Not all who call Jesus “Lord” will go to heaven. Only those who truly follow Him, have been spiritually baptized into the Body of Messiah, and do the will of the Father will be promised entrance. This is the faithful remnant who is promised entrance. Scripture consistently affirms that those who genuinely know the Lord, the Messiah of the Scriptures, inherit eternal life. Because this truth is so important, Yeshua repeats it again and again throughout the Gospels, especially in the Parables of the Kingdom.
In the Parable of the Seed, only one of the four soils produces lasting fruit. In the Parable of the Wheat and the Tares, the weeds grow alongside the wheat, even attempting to overtake it. And in the Parable of the Mustard Seed, something small grows into something unnaturally large, a huge tree that overshadows what was meant to remain pure and contained. At the time, a mustard tree was not allowed to grow in cities, for it would just overtake the whole neighborhood.
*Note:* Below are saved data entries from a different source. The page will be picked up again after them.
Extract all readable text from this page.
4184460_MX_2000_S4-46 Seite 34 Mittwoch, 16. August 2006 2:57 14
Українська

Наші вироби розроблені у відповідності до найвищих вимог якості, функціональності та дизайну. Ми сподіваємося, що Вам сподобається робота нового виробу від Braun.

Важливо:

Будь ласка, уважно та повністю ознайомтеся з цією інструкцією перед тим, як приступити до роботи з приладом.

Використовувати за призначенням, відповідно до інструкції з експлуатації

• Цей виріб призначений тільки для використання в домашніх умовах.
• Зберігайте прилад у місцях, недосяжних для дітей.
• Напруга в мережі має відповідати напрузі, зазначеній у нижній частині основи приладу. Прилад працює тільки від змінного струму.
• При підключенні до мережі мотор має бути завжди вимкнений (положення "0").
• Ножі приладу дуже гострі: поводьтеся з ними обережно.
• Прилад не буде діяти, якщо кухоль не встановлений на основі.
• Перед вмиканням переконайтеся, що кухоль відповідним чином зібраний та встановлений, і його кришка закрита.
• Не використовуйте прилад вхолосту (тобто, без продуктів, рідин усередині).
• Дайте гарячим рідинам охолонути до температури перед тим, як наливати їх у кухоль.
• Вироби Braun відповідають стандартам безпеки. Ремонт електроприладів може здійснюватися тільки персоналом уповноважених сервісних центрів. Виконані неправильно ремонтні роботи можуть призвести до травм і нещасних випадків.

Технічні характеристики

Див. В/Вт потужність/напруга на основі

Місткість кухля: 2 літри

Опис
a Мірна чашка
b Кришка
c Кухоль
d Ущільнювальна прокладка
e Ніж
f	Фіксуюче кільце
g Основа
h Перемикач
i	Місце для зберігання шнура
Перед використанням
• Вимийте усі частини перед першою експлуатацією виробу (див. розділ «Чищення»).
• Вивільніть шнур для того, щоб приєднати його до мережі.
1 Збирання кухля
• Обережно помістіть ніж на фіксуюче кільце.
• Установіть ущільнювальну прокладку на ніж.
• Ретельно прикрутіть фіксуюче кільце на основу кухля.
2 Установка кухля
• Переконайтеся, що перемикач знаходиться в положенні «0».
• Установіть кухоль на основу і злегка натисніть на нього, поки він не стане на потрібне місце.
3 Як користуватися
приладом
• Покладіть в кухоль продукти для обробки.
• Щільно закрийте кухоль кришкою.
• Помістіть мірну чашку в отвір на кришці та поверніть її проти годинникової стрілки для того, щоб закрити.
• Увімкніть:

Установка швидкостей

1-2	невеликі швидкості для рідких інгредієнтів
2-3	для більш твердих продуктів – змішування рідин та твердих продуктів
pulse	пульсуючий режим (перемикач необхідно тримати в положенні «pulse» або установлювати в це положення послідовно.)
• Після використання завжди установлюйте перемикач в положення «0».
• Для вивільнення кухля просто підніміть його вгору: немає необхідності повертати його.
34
These parables point to something very important: the difference between the visible and invisible church. The visible church is the outward, visible expression of Christendom, including many visible practices and ordinances, and it includes both believers and unbelievers. The invisible church, on the other hand, consists only of true, faithful believers. But Yeshua left these instructions: from Matthew 13:28b-30, these two entities were left to continue side by side until a certain time, as Yeshua said, “The slaves said to him, ‘Do you want us, then, to go and gather them up?’ 29 But He said, ‘No; for while you are gathering up the tares, you may uproot the wheat with them. Allow both to grow together until the harvest; and in the time of the harvest I will say to the reapers, “First gather up the tares and bind them in bundles to burn them up; but gather the wheat into My barn.””
Just as it was with Israel, so it is with the church. Each individual must turn to God through the Scriptures and honestly examine where they stand, ensuring they are on the right side of eternity.